Warum akzeptieren wir also diese schwierige Situation für Frauen? Thomas Sankara, ein revolutionärer Panafrikanist und ehemaliger Präsident von Burkina Faso, sagte einmal: „Prostitution ist ein Symbol für die Verachtung, die Männer für Frauen haben“.  Jede Überlebende des Sexhandels kennt diese Verachtung aus erster Hand.

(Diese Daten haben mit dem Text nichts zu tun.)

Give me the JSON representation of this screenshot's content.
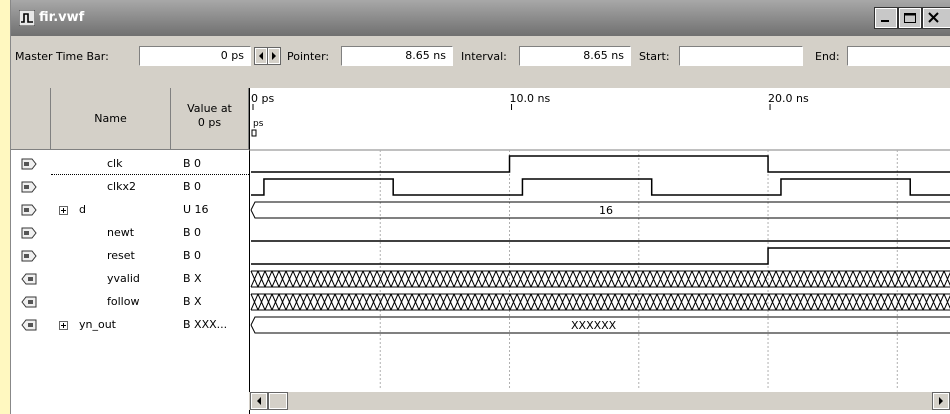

Als Aktivistin, die um die Welt reist, um über die Übel der Prostitution zu sprechen, widme ich meine Zeit heute der Verteidigung des Sankara-Gleichstellungsmodells. Dieser Rechtsrahmen erkennt das System der Prostitution als eine Form von geschlechtsspezifischer Gewalt und Diskriminierung an und dient als Instrument zur Verhinderung von Sexhandel. Das Gesetz beendet die Kriminalisierung von Prostituierten, bietet ihnen Dienstleistungen und Ausstiegsmöglichkeiten und macht Sexkäufer für den schweren Schaden, den sie verursachen, verantwortlich. Schweden war das erste Land, das 1999 ein solches Gesetz verabschiedete und sich damit gezielt gegen Sexkäufer richtete, die den weltweiten Sexhandel im Wert von mehreren Milliarden Dollar anheizen. Heute haben Kanada, Frankreich, Island, Israel, Nordirland, Norwegen und die Republik Irland ein solches Gesetz verabschiedet.

Tragischerweise schlägt mein Land nun vor, das Gegenteil zu tun und den Sexhandel zu entkriminalisieren, wodurch die Prostitution in allen Ecken Südafrikas florieren würde. Der Gesetzentwurf weist Männer darauf hin, dass der Körper einer Frau immer käuflich und bereit ist, ohne Konsequenzen missbraucht zu werden. Während Südafrika erwägt, Zuhälter und Menschenhändler aufzunehmen, kann und muss Nigeria dem Kontinent den Weg weisen, indem es Sankaras Modell der Gleichberechtigung übernimmt.  

Damit wäre Nigeria das erste afrikanische Land, das anerkennt, dass Prostitution männliche Gewalt gegen Frauen ist und dass die Nachfrage nach Prostitution zu Sexhandel und Menschenrechtsverletzungen führt.

Obwohl ich der Prostitution schon seit Jahren entkommen bin, habe ich immer noch Probleme, nachts zu schlafen. Ich danke Gott und meinem Glücksstern, dass ich es lebend geschafft habe. Ich weiß, dass viele es nicht schaffen werden. Es ist an der Zeit, dass wir aufhören, Generationen von Frauen und Mädchen zu Gewalt und Entmenschlichung zu verurteilen. Nigerianische Frauen träumen von einer Welt, in der sie sich als vollwertige Menschen entfalten können, die Gleichheit und Würde verdienen, ohne befürchten zu müssen, an den Meistbietenden verkauft zu werden.

„Mickey Meji ist eine südafrikanische Überlebende der Prostitution, eine prominente Frauenrechtlerin und Gründerin des Survivor Empowerment and Support Programme (Programm zur Stärkung und Unterstützung von Überlebenden).